The company makes pick-up trucks and sport utility vehicles. It first announced its desire to list on the mainland earlier this year, when it said it would issue no more than 122 million A-shares.
The lucrative A-share stock market had lured many Hong Kong-listed companies to seek a listing in the mainland market to tap into the large pool of capital.
Strong exports lift profits
The Baoding, Hebei-based automobile manufacturer's net profits in 2007 rose 33.3 percent to 937 million yuan.
The company's deputy general manager, Bai Xuefei, said good export performance in emerging markets such as Russia and South Africa were the major profit drivers for the company in 2007.
It sold more than 46,000 vehicles overseas - a 68.5 percent increase.
"The 2008 export-sales target is 80,000," Bai said.
Wei said the hike in steel prices is a global trend.
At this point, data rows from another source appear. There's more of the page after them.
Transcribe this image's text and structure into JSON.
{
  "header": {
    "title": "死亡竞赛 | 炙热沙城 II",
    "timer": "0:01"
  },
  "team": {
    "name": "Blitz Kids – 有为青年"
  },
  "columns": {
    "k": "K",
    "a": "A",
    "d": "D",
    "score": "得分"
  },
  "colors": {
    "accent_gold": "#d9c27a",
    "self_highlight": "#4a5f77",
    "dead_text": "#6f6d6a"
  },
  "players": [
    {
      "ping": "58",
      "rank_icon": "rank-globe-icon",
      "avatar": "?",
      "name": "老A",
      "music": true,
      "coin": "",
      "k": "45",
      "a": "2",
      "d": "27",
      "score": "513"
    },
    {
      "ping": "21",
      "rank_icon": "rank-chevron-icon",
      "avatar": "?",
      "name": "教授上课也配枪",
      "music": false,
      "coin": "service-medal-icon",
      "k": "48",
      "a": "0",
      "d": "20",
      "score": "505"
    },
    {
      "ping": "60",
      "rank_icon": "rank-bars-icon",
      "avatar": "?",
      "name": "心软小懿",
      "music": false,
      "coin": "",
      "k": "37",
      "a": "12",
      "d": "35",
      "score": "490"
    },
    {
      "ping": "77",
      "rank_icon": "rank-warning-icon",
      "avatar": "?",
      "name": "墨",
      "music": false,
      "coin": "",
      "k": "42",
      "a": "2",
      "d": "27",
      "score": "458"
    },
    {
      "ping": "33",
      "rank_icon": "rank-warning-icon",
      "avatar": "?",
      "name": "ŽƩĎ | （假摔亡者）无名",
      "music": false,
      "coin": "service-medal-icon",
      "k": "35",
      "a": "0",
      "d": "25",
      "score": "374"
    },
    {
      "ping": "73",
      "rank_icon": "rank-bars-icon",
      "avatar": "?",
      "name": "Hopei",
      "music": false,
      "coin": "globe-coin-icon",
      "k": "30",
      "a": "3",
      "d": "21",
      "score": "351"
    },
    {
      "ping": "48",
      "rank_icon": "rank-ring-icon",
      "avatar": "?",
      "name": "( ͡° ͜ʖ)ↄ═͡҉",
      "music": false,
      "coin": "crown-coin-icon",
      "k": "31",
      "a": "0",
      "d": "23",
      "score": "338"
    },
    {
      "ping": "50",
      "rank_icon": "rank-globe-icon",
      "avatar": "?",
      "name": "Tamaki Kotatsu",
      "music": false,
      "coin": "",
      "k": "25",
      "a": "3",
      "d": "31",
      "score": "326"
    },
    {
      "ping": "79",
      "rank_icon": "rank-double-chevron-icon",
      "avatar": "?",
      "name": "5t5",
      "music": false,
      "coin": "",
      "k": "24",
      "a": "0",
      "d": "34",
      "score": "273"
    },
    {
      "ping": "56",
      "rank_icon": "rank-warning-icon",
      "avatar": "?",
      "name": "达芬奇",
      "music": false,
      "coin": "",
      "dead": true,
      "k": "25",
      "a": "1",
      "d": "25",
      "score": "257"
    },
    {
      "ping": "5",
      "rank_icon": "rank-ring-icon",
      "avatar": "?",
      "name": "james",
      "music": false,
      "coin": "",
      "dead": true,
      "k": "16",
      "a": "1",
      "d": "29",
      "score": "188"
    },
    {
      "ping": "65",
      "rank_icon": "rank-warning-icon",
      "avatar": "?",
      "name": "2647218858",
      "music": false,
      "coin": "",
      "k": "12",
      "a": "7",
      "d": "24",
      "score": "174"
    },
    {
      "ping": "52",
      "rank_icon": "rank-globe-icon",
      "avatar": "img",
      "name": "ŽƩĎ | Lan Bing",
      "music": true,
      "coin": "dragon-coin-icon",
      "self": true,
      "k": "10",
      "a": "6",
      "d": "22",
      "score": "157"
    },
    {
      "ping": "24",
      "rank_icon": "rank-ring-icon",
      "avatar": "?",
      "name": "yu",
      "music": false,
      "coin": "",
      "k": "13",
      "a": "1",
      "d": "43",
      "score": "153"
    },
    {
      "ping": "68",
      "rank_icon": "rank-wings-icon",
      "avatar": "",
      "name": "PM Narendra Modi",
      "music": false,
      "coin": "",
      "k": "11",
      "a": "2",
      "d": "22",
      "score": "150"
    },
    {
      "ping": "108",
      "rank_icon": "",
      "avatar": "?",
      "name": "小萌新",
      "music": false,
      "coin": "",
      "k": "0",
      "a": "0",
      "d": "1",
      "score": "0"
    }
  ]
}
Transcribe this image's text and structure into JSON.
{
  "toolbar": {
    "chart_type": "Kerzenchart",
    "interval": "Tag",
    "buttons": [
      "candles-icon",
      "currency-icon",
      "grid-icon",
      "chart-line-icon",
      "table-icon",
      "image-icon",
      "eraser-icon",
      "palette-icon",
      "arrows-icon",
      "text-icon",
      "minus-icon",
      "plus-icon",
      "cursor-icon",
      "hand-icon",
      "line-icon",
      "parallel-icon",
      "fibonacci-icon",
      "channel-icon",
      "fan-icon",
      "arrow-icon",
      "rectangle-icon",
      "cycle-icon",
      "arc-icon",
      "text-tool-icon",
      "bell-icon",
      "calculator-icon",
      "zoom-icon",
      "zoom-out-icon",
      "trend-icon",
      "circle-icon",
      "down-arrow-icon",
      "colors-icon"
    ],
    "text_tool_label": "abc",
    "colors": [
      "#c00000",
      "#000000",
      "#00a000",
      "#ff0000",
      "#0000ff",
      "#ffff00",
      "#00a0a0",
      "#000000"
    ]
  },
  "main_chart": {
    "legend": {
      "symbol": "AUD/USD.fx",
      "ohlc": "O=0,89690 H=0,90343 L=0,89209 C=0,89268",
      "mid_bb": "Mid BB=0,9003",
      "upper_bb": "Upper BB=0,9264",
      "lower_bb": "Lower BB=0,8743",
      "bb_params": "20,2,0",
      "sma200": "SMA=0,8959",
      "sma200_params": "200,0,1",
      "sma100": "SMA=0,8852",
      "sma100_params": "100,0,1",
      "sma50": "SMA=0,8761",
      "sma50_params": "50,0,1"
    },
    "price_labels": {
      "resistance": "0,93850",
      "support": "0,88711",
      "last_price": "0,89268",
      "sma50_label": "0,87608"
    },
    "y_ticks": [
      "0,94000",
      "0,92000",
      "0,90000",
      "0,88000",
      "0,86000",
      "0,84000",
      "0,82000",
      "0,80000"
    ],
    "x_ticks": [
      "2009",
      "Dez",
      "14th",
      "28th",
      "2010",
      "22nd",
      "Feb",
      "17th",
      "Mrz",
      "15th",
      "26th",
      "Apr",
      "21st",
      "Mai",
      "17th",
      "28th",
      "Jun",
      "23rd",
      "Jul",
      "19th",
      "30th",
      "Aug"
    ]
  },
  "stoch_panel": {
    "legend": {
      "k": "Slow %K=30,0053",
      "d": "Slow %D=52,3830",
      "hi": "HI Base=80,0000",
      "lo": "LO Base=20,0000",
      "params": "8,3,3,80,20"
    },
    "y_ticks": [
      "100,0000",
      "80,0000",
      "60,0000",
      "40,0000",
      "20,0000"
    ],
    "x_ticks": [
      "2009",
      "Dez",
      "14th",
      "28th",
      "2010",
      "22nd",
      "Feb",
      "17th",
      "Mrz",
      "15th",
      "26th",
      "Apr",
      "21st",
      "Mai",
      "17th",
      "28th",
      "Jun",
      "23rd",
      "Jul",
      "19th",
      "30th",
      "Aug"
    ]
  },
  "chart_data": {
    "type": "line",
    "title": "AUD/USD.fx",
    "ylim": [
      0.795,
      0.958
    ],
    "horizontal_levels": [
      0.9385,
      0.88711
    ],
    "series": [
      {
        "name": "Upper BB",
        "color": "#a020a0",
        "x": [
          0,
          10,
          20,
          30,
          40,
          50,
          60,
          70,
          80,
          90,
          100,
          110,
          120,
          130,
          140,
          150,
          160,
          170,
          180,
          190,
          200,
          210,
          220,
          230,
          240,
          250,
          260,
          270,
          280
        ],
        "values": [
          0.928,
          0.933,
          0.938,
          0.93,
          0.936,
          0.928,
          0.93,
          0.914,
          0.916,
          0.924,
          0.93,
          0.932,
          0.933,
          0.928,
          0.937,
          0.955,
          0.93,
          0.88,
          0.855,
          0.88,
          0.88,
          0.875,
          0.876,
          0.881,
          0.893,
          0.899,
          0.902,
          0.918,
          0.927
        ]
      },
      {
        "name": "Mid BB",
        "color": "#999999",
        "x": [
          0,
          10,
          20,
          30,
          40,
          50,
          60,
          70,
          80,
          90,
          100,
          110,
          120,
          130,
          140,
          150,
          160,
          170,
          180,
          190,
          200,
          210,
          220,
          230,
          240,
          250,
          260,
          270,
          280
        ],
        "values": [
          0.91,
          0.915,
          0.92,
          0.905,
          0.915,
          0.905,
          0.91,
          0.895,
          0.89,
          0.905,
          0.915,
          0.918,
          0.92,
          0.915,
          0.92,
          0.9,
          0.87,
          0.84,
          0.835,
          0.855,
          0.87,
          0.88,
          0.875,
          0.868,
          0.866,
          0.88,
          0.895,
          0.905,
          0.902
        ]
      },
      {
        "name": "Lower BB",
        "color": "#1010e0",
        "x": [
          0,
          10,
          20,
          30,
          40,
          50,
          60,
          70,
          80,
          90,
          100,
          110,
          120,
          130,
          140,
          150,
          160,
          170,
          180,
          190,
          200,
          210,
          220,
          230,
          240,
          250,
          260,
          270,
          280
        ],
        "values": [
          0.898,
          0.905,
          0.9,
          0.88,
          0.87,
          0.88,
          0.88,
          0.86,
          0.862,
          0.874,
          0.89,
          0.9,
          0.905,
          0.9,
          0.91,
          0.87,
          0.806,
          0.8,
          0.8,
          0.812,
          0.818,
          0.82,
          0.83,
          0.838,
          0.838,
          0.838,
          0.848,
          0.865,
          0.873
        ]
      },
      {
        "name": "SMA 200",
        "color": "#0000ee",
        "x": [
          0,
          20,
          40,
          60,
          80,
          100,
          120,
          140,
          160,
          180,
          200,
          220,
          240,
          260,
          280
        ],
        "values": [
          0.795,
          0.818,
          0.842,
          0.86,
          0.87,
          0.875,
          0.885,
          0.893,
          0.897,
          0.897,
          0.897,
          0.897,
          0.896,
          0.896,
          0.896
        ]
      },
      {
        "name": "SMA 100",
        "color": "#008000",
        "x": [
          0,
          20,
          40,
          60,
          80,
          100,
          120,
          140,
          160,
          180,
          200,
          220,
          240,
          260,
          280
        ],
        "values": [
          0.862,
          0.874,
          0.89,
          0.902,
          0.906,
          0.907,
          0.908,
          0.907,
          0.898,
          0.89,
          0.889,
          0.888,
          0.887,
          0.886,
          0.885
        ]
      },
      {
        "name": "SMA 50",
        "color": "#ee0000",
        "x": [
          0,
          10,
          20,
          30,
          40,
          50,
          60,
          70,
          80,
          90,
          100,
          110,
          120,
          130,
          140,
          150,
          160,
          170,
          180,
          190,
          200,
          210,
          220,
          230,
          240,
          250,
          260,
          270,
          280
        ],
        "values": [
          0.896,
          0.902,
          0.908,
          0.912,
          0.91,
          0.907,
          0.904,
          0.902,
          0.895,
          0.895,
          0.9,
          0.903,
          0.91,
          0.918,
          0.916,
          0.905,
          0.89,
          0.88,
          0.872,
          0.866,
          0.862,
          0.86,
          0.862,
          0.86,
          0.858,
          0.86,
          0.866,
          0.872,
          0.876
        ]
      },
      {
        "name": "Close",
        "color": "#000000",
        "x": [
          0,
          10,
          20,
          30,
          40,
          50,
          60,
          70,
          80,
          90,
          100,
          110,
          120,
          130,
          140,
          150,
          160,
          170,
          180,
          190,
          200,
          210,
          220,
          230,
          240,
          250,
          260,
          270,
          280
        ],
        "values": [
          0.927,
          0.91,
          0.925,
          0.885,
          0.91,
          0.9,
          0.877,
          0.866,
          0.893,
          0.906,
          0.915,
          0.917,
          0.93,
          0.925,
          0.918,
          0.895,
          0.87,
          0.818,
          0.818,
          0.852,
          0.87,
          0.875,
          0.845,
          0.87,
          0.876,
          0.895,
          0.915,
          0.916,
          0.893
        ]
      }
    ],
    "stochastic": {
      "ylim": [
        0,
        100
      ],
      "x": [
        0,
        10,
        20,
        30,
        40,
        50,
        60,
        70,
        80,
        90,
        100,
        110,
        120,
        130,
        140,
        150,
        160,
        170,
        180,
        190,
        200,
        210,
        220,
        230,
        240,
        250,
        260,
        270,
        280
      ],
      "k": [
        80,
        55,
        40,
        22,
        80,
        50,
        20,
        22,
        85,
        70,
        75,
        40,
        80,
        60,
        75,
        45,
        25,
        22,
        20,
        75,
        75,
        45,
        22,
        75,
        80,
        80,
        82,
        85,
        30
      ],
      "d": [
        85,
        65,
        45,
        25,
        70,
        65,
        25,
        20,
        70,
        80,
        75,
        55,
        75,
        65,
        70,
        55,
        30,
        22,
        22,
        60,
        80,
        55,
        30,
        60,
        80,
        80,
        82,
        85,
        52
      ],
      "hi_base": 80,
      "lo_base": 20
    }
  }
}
However, he said, the impact will be relatively mild. "We were able to offset additional costs through savings from core-component purchases and by improving production efficiencies," Wei explained.
Bai added that the increase in sales also made it cheaper for the company to source raw materials through bulk purchases, further driving down production costs.
In 2007, Great Wall Motor sold 107,000 vehicles.
Bai admitted that compared with other mainland automobile makers, Great Wall's production and sales are small.
"Our strategy is not to produce a lot," Bai said. "We want to produce less and place an emphasis on quality and branding, not quantity." Bai said. He said this allows them to increase the prices of their products, boosting the company's profit margins.
Despite the expectation of a global economic slowdown, the export-reliant automobile maker is confident that their profits won't take a hit. "Compared with other international brands, our prices are still 30 to 50 percent lower," Wei said. "This makes us very competitive."
The chairman said the company's long-term goal is to increase its footprint in markets such as Europe and North America.